Вот оно, все вокруг, не то чтоб мое – больше: это и есть я сам, многажды воскресавший, вчерашний и нынешний, и будущий – все я!.. А разве от себя самого убежишь? Да и вовсе не хочется убегать, недосуг: мне теперь позарез необходимо понять, что же это такое есть – «я».
От мыслей таких еще вольней зашаталось, вот только ноги оскальзывались на сырой земле бульвара, и я свернул в асфальтовые, умытые талой, быстрой водой приарбатские проулочки. Высоко в небе парила птица, большая и, должно быть, сильная. Временами совсем застывала на месте.
И вдруг разом вспомнился мне селезень, спикировавший на вертолет, и предыдущий вечер, Валерий Токарев, и как отец кричал ему на второй этаж: «Эй, закрой свои хляби небесные!..»
Оборвалась сумасшедшая музычка.
Я спросил себя: «Может, тогда в школе, на первой переменке, он прошел мимо Саши Ронкина, на него не взглянув, будто „сквозь пустоту“, – может, от стыда это? И потому позже так упорствовал в неправоте своей?.. Не знаю. Ничего теперь не узнаешь в точности».
Я думал о нем, чувствуя себя словно бы виноватым в том, что вот так мало видел его, даже словом не перемолвился. Если бы хоть чуть побольше времени ему жизнь отпустила, может, и сумел бы переломить и найти себя?.. Он упрямый – сумел бы. Рядом с таким отцом – наверняка.
Нужно мне переделывать свою статью. Как?.. Еще не знаю. Но нужно.
Потускнели окна в домах, хотя солнце светило попрежнему. Оттого, что переулки уж очень узки?.. И не осталось вовсе недавней уверенности в себе. Стараясь обрести ее вновь, я разглядывал геральдические бляхи, орнаменты, украшавшие дома, пытаясь по ним представить себе их прежних хозяев.
Щит, и рыцарский шлем, и копье – не иначе, их выставил на обозренье в конце прошлого века новоявленный какой-нибудь фанфарон, скорее всего, званья купеческого. Женская изящная головка, оплетенная лавровым венком, как удавкой, – знак сытого любителя Мельпомены.

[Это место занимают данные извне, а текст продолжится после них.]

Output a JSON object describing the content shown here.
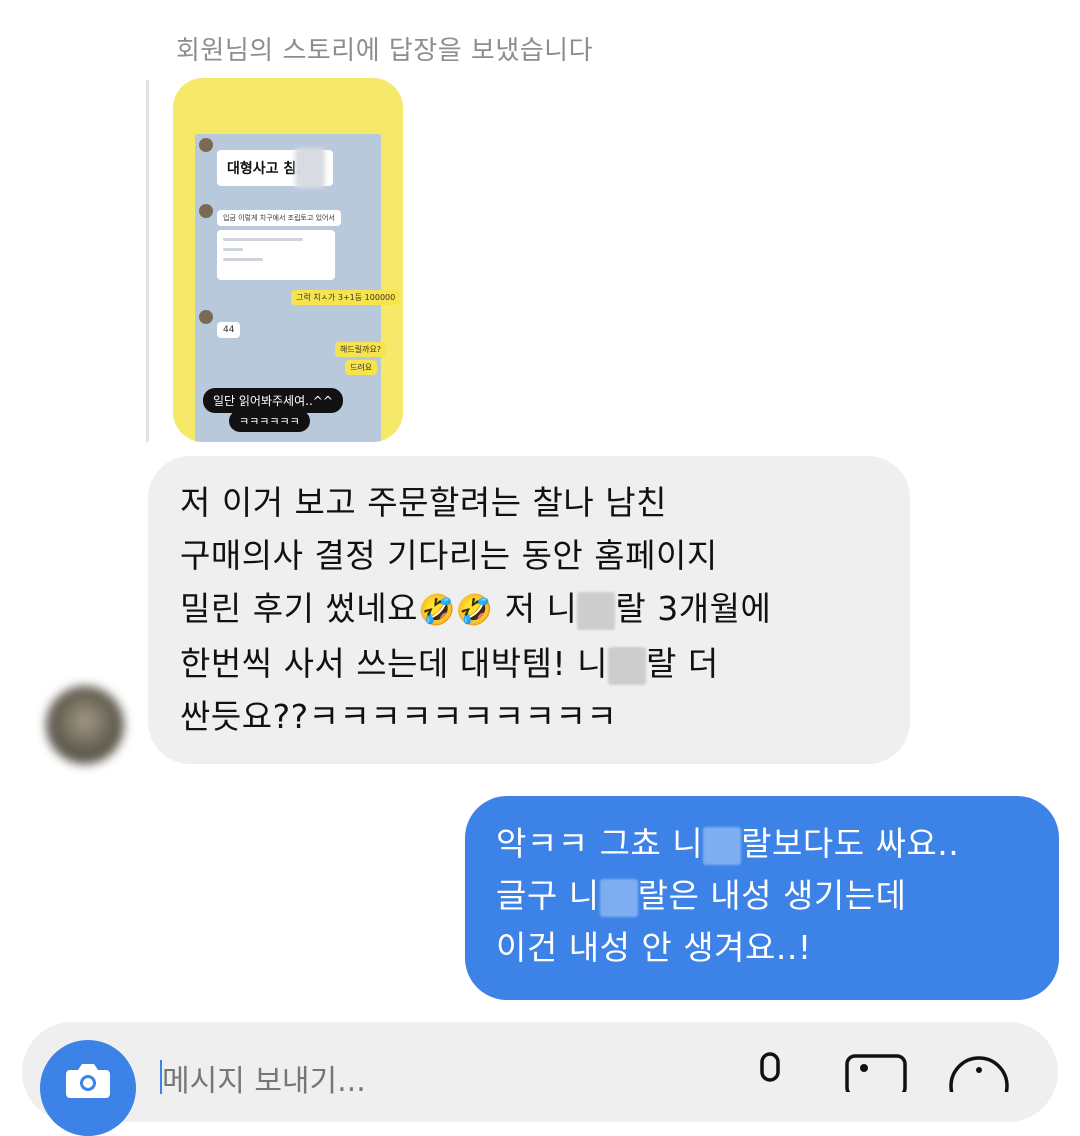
{
  "thread": {
    "story_reply_caption": "회원님의 스토리에 답장을 보냈습니다",
    "story_preview": {
      "headline": "대형사고 침.....",
      "line_order": "입금 이렇게 치구에서 조립토고 있어서",
      "yellow_order": "그럭 치ㅅ가 3+1등 100000",
      "avatar_note": "44",
      "question": "해드릴까요?",
      "answer": "드려요",
      "caption_read": "일단 읽어봐주세여..^^",
      "caption_laugh": "ㅋㅋㅋㅋㅋㅋ"
    },
    "incoming": {
      "line1": "저 이거 보고 주문할려는 찰나 남친",
      "line2": "구매의사 결정 기다리는 동안 홈페이지",
      "line3a": "밀린 후기 썼네요",
      "line3_emoji": "🤣🤣",
      "line3b": " 저 니",
      "line3c": "랄 3개월에",
      "line4a": "한번씩 사서 쓰는데 대박템! 니",
      "line4b": "랄 더",
      "line5": "싼듯요??ㅋㅋㅋㅋㅋㅋㅋㅋㅋㅋ"
    },
    "outgoing": {
      "line1a": "악ㅋㅋ 그쵸 니",
      "line1b": "랄보다도 싸요..",
      "line2a": "글구 니",
      "line2b": "랄은 내성 생기는데",
      "line3": "이건 내성 안 생겨요..!"
    }
  },
  "composer": {
    "placeholder": "메시지 보내기...",
    "icons": [
      "camera-icon",
      "microphone-icon",
      "image-icon",
      "sticker-icon"
    ]
  },
  "colors": {
    "outgoing_bubble": "#3d82e6",
    "incoming_bubble": "#efefef",
    "story_frame": "#f6e96a"
  }
}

Коричнево-белый особняк, весь изукрашенный каменной вычурной резьбой, как тульский, обсахаренный пряник, – неуютное жилище ревнителя древнего благочестия… Посольские наново прифранченные здания, отделанные глазурованными плитками: Канада, Австрия, Марокко, Заир, Мексика… А рядом жактовские пасынки с облупившейся коричневой штукатуркой. Темные арки подворотень, подслеповатые флигельки во дворах; стеклянные, недавно пристроенные нашлепки – шахты лифтов на стенах многоэтажек, как грязные сосульки, которые даже сегодня не тают. А улочки прихотливо, всегда внезапно переходят одна в другую, и никак не угадать, что тебя ждет за поворотом.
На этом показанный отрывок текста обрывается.